I have to admit that I am glad to have my blog back!
Not that I didn't completely love doing the charity contest, I'm super excited about it (more to come on this later), but I have a lot to say (of course) and so I missed my little writing forum (at least for my own sanity).
I have got to spend an ENTIRE weekend at home with myself. This hasn't happened it a good while for me. I did NOTHING but think and write and eat and nap and watch football and paint my nails and it has been WONDERFUL! I love time to think, but it's weird because I become a little emotionally unstable when I start spending all day thinking, it's weird, but I enjoy it.
I was thinking about my life right now...
(rewind a little with me) So Thursday night, I just got out of my Zumba class sweaty and tired and just worn out from a super busy day of work and teaching and wedding preperation, etc (poor, poor me right!?!). I was just ready for a shower and bed! Well my sweet GQ had something else in mind. He took me to "our park" yes, we have a park. We go there when life gets busy, or we need to talk, or we need a break, or just because, we love our little park on Georgia street.

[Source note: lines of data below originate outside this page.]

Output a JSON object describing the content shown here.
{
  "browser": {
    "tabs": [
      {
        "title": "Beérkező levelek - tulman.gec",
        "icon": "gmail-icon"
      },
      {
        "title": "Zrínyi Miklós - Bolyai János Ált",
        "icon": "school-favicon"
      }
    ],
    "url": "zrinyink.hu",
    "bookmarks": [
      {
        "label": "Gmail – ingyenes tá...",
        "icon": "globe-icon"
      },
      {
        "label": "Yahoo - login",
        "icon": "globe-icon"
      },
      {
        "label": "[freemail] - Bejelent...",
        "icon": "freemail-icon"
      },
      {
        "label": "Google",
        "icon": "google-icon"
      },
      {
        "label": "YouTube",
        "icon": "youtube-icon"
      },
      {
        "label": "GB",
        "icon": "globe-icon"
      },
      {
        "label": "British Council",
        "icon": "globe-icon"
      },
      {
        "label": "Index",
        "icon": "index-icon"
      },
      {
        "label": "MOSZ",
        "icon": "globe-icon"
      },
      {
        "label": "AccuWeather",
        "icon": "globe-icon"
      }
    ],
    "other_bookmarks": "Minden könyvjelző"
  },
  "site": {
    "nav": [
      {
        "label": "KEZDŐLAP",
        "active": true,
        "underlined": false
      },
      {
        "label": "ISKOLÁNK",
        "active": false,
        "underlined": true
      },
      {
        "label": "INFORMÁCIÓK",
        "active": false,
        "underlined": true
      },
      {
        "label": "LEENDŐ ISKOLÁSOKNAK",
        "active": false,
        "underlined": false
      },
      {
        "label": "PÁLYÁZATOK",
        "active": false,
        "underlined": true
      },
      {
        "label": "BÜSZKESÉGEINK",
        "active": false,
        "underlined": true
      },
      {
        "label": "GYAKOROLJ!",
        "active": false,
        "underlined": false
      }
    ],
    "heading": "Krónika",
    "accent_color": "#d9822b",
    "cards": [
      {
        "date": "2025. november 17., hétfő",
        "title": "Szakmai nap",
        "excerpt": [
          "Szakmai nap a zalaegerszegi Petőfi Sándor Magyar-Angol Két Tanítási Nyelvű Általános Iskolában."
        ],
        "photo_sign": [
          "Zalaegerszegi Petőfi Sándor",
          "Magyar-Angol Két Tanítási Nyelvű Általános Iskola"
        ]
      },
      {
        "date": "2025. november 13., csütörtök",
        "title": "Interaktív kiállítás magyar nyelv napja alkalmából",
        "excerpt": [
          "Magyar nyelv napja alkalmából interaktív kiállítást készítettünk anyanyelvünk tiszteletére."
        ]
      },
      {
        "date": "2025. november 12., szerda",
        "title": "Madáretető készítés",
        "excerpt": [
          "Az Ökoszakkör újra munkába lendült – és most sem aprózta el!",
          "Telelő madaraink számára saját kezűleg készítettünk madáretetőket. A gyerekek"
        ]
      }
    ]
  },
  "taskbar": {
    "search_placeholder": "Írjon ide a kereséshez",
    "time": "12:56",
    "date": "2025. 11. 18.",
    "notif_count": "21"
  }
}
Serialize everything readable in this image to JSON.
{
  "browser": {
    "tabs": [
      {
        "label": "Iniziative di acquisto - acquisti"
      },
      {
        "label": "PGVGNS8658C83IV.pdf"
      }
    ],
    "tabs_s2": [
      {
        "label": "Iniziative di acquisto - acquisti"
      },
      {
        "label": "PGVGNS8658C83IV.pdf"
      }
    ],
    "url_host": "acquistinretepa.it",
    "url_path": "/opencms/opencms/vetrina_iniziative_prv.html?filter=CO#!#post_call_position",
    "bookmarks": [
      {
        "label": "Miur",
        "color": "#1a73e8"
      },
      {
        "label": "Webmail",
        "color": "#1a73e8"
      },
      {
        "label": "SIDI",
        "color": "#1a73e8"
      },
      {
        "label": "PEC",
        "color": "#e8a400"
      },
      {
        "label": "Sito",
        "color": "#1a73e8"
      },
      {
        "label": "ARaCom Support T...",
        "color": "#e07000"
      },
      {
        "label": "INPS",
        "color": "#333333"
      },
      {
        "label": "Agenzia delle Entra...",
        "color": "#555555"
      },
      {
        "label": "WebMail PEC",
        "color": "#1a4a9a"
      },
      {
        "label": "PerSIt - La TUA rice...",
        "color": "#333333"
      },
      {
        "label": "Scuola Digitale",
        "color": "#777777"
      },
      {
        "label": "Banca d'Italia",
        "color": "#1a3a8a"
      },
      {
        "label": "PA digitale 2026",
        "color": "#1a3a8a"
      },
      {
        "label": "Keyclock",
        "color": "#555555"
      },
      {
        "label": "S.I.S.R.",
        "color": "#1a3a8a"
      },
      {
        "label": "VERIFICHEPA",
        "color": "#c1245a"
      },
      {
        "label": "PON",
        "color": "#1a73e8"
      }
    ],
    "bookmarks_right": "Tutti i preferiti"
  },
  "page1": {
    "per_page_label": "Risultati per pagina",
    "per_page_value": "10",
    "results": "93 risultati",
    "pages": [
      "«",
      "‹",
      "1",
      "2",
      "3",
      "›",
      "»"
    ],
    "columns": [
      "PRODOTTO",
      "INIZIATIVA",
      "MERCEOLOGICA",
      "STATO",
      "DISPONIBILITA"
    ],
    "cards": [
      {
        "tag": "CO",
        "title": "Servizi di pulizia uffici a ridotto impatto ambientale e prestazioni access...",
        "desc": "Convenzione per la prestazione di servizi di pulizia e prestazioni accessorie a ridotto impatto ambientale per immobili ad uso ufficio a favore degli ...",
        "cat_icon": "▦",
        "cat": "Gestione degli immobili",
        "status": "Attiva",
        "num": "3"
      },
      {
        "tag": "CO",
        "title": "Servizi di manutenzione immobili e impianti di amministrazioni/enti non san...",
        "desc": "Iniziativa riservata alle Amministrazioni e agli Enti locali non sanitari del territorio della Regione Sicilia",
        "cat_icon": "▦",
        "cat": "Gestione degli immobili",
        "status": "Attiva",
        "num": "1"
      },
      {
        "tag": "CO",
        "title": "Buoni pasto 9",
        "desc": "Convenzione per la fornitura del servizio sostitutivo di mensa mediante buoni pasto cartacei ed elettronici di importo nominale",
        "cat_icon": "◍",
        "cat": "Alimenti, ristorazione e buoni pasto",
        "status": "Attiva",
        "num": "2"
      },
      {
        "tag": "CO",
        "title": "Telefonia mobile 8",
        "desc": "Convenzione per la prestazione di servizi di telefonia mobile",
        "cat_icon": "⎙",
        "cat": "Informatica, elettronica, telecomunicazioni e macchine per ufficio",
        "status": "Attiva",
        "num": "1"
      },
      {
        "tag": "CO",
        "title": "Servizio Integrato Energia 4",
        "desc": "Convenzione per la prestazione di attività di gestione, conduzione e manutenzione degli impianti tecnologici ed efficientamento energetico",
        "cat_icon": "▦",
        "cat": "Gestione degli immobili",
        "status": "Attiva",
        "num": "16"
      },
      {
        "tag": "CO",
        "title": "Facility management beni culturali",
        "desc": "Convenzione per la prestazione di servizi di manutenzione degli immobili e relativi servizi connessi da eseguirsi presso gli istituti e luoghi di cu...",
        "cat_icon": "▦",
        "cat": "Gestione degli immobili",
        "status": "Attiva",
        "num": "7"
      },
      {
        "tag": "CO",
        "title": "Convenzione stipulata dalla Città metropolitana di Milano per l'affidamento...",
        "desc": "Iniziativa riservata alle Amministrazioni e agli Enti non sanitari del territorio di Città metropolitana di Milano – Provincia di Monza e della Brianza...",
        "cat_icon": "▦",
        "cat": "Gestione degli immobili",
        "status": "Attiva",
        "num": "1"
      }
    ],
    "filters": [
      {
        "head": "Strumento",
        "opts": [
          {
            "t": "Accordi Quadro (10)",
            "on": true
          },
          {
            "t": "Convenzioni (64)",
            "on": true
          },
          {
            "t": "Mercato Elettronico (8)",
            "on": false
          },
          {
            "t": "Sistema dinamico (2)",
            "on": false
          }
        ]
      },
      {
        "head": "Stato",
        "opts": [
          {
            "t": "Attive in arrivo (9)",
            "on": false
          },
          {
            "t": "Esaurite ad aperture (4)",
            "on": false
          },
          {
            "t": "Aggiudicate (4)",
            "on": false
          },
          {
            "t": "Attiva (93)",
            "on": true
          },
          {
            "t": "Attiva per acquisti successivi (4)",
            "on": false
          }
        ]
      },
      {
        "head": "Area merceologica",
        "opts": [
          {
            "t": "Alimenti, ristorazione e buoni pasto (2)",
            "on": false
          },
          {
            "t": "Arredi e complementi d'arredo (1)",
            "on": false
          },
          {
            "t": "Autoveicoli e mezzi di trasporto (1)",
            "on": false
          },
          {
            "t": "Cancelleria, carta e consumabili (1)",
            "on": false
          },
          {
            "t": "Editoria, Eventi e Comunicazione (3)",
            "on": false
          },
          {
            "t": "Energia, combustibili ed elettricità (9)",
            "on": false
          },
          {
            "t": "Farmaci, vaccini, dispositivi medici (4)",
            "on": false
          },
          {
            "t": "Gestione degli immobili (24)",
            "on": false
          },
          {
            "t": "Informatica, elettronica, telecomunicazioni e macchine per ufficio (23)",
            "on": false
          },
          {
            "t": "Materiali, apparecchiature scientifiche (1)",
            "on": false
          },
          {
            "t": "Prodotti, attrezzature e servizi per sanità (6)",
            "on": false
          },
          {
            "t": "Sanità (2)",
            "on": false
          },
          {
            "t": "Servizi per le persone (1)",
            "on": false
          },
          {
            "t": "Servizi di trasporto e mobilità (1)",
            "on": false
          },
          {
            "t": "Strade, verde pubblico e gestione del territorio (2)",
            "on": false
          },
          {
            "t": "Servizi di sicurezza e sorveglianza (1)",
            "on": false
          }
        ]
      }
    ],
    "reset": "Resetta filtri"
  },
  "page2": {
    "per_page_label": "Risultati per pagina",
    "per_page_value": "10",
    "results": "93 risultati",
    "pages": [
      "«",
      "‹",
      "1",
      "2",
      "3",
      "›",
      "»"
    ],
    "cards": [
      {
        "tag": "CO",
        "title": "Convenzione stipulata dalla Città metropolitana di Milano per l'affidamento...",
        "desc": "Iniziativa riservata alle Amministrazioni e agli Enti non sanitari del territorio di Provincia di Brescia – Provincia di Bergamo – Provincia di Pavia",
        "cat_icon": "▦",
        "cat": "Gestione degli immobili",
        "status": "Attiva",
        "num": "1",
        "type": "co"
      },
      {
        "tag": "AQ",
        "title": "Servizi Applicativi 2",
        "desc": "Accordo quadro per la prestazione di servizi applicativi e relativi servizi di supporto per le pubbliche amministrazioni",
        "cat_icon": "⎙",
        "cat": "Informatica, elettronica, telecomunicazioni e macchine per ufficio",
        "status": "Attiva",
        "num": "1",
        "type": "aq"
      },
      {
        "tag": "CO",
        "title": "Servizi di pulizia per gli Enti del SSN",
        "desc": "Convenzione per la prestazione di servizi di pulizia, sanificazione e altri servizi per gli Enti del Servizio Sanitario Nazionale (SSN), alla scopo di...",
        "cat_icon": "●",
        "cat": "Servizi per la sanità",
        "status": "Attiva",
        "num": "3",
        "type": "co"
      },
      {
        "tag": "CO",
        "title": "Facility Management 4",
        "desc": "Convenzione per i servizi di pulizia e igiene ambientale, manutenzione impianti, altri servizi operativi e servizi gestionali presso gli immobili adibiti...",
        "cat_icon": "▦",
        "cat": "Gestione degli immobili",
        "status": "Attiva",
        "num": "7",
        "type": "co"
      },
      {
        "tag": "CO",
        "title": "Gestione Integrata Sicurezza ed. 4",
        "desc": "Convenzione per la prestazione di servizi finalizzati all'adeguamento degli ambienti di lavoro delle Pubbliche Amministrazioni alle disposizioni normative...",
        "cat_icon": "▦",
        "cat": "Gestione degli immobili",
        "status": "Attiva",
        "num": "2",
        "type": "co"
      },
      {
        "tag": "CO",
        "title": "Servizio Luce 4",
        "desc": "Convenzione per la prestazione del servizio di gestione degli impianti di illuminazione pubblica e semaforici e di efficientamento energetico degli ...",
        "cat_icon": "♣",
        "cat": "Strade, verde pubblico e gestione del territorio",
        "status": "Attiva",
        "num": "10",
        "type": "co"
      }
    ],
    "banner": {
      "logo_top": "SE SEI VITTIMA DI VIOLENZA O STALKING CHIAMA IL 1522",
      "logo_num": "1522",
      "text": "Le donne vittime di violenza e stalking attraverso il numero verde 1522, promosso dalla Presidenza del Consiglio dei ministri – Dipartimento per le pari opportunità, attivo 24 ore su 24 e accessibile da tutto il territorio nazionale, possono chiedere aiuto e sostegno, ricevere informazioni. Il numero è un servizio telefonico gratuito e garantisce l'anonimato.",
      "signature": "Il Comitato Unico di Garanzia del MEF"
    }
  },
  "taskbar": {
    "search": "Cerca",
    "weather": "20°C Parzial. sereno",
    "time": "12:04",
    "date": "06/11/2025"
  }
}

I wasn't really feeling up to our swings but I haven't been up for going to the park a whole lot lately because I let myself get way too stressed. But we swung and talked and I stared at the sky and I relaxed. It's seriously like a magical swing because it ALWAYS brings me back down to earth and refocuses me. I love my GQ for always, always seeing when I need to go there, he must know the swing's magical as well. :)

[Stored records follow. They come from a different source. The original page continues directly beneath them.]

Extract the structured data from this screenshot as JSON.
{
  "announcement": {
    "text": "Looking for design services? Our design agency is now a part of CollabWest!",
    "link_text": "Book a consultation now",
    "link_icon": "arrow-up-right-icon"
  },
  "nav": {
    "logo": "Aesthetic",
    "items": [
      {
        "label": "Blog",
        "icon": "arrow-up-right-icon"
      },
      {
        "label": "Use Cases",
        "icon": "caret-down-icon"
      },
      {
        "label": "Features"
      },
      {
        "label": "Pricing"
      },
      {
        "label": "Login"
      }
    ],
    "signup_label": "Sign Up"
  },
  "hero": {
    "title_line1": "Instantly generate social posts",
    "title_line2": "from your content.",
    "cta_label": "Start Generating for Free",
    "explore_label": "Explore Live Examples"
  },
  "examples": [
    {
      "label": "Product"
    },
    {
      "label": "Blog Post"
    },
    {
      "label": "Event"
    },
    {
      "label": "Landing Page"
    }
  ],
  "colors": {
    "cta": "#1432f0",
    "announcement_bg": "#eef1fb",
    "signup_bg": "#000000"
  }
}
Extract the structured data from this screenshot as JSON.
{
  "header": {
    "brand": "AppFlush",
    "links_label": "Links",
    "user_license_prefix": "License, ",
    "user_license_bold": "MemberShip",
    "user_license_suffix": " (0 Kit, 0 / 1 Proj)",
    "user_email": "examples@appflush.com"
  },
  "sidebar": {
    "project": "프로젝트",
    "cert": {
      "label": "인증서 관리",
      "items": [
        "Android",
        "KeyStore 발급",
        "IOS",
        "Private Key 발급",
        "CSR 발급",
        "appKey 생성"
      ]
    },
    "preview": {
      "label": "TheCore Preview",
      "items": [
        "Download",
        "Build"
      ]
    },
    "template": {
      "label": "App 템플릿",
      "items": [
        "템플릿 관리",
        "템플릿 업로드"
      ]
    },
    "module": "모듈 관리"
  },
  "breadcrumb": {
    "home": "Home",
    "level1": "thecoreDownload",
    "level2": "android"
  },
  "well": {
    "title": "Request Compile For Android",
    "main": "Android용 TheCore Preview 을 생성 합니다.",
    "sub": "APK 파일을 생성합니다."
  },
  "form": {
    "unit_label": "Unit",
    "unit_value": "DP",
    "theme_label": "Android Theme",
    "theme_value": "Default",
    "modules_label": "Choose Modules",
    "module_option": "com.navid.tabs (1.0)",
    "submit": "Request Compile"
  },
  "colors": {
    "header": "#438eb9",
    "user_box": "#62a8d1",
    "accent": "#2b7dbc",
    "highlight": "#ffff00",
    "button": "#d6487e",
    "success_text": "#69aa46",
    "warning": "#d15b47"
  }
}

This last time on my swing, I felt this over-whelming feeling. I, for the first time in my life, feel like I'm exactly where I'm supposed to be. I feel like I'm becoming exactly what I was meant to become (with a lot of work still to be done).

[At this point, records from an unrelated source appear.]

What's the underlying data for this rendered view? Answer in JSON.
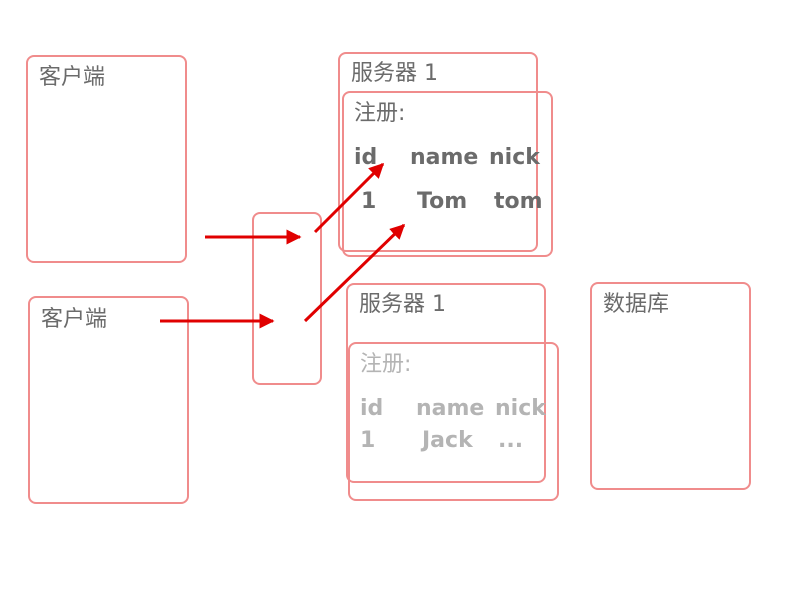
{
  "client_top": {
    "title": "客户端"
  },
  "client_bottom": {
    "title": "客户端"
  },
  "server_top": {
    "title": "服务器 1",
    "register_label": "注册:",
    "columns": [
      "id",
      "name",
      "nick"
    ],
    "row": [
      "1",
      "Tom",
      "tom"
    ]
  },
  "server_bottom": {
    "title": "服务器 1",
    "register_label": "注册:",
    "columns": [
      "id",
      "name",
      "nick"
    ],
    "row": [
      "1",
      "Jack",
      "..."
    ]
  },
  "database": {
    "title": "数据库"
  },
  "colors": {
    "box_border": "#f08c8c",
    "arrow": "#e00000",
    "text_dark": "#6b6b6b",
    "text_light": "#b4b4b4"
  }
}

I have waited a long time for this feeling!
The road has been rough and long and hard at times I just wanted it all to be over, I was done and I was willing to do anything to get out of it. That was an extremely dark period of my life, one I hope to never return to. But I'm so glad I didn't "get out of it!" That I get to be here and be able to look back and see where I've come from and now live the life I've dreamed of.
Everything is coming together when just a little over a year ago I thought everything was so shattered that it couldn't be fixed. I know some of my friends are in this dark place right now, the place I was where they feel hopeless and lost and it makes me emotional to just hear and see their pain, cause I've been there, very recently. But I just want these people to hang on a little longer because when this storm passes, well, I can't explain it but you'll see soon enough, it MAGNIFICENT!
Just hang on and go find your magical swing...I hear there's one in every town!